La voz le llegaba cavernaria y esto resultaba insoportable. Cada vez le parecía más alto y al mismo tiempo, repulsivo. El otro, en cambio, encendió uno de esos cigarros de textura casi negra y sabor dulzón que recordaba lo agridulce del café. Surgió entre los dos el humo blanco e irritante. Las manos que al cónsul le parecían tentáculos pegajosos, rodeaban el talle de la copa.

— Como no cayera por aquí Fräulein Marie.

Al cónsul le subió un raro coraje y se sintió con derecho a escandalizar. Pero era preferible guardar la forma. Con todo, si la ciudad se había enterado de los deslices de Marie, también sabían quién había sido el padre de Richard.

Luego del primer sorbo, vieron acercarse la figura neutra de Doña Olga. Venía sola en su silla de ruedas.

— ¿No sientes frío?

El cónsul había olvidado cuán friolenta era Doña Olga. Sus manos sufrían un perenne temblor absurdo. Jamás permitía que nadie de la servidumbre la ayudara a arrastrarse. Porque eso era lo que hacía Doña Olga: arrastrarse miserable y decrépita sobre dos ruedas.

— Madre, ¿Qué haces despierta a estas horas?
— No soy una quinceañera, Richard. Además, me aburren sobremanera los responsos del ministro Carl. Supongo que se solazan con vermut. Yo también degustaré una copa. Déjame, soy un fósil viviente. Qué más da que tome un licor y fume algún que otro cigarro.
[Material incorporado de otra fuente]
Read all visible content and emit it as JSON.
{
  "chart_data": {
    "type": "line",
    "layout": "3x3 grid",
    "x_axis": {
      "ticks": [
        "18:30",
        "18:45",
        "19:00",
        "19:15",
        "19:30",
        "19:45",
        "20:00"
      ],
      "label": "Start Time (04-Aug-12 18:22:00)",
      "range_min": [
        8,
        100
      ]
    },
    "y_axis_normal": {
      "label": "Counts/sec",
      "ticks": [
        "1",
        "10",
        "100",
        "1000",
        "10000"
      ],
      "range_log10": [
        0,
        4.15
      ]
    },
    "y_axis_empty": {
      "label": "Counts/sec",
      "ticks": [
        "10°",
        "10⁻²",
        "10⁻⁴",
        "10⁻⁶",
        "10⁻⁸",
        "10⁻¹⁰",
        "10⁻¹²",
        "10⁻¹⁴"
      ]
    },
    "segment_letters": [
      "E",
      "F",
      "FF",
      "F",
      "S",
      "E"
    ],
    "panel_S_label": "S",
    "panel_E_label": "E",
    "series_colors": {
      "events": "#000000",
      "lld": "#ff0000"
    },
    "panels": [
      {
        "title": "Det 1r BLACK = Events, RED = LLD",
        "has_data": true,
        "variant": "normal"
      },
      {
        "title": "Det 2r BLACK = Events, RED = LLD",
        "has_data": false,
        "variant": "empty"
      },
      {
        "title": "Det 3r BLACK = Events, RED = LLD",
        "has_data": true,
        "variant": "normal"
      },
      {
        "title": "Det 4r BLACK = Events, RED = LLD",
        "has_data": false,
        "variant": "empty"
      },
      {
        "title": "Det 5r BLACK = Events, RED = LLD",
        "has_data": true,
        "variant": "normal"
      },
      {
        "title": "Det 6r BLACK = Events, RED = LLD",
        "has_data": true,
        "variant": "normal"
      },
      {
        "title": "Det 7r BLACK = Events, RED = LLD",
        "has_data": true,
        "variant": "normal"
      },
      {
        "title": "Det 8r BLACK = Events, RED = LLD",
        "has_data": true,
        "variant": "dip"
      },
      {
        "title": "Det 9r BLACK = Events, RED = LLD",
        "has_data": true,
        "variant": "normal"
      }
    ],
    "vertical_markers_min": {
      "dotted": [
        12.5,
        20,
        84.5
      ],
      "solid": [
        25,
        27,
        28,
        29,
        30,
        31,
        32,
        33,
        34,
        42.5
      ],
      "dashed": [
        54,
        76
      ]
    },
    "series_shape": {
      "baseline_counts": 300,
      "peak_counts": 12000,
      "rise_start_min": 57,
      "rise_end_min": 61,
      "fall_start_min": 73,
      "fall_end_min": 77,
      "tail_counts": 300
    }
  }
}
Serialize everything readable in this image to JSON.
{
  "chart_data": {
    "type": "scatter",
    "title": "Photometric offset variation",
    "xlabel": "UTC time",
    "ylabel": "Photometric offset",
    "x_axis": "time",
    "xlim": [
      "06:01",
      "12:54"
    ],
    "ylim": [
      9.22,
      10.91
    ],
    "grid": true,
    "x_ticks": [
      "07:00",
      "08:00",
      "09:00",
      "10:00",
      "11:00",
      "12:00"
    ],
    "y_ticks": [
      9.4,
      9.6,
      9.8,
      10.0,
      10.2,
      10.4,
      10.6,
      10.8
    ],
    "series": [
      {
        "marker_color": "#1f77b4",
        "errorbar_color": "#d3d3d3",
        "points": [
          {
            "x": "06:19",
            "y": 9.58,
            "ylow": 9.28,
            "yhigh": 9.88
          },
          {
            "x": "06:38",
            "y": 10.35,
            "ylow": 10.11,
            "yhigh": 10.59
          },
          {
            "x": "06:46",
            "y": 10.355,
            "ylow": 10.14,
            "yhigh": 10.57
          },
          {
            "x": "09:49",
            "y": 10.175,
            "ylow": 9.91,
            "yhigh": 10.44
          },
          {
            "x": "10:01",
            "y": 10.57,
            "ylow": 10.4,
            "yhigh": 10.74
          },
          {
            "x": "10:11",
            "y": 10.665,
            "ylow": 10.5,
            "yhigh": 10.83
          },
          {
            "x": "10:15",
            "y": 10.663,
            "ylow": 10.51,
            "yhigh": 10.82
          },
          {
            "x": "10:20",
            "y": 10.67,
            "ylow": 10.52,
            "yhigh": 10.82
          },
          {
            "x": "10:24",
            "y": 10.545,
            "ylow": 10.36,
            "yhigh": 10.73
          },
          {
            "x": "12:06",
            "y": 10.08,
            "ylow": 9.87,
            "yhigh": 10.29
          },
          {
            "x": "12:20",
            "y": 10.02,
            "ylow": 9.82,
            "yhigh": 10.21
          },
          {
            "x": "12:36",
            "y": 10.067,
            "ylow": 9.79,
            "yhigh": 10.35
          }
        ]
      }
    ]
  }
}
Al cónsul le desagradaba hasta límites insospechados la presencia física de Doña Olga. Le parecía una especie de fantasma vicioso cuyo único fin sobre la tierra era ser abominable. Dadas las circunstancias, se dejaría dar jaque mate y aprovecharía la segura embriaguez de la bruja para largarse. Aunque, como todo buen aristócrata, le resultaba imprescindible mantener la compostura. De cualquier modo se sentía inquieto ante aquellos demonios salidos acaso del sepulcro. En realidad, la atmósfera se había enrarecido con un ligero tufo a huesos y papeles centenarios. El hedor procedía tal vez de aquella piel quebradiza y húmeda donde se adivinaba casi todo el sistema circulatorio. Ya empezaba a sentir náuseas, una incontenible urgencia por vomitar. Hacerlo justo frente a la chimenea. Escupir Vermut mezclado con sangre de Marie sobre aquel enlozado señorial, pero el enorme calamar llamado Richard, movió erróneamente un alfil.

Mientras, el cónsul, quien no era dado a esas tenues melancolías de los ojos al llenarse de campos nevados o la cabeza cuando se hunde en la almohada tibia del primer sollozo, empezó a sentir asco. Un asco inmortal que le obligo a despeinarse el lacio cabello con la diestra y ahogar un océano de lágrimas. Richard en realidad se estaba transformando en un enorme calamar negro, al tiempo que la bruja Olga sostenía en su regazo el desnudo cuerpo de Fräulein Marie. Había que ver a la blanquísima, rubia y delgada ramera cómo hundía sus nalgas entre las piernas de Doña Olga cuya boca ahora increíblemente amplia, secretaba torrentes de saliva. Aquella viscosidad repugnante se fue acumulando en hombros y nuca de Marie.

Federico hizo como que se incorporaba pero Richard se lo impidió con un gesto apremiante: en su mano pendía la dama traicionera, lista para dar el golpe de gracia al monarca contrario. Seis peones atentos pero inmóviles ardían en deseos de terminar la batalla. El reino sería usurpado y Doña Olga besaba el rostro de Marie. El cónsul evacuó la ponzoña acumulada en su estómago: fluido sanguinolento mezclado con Vermú.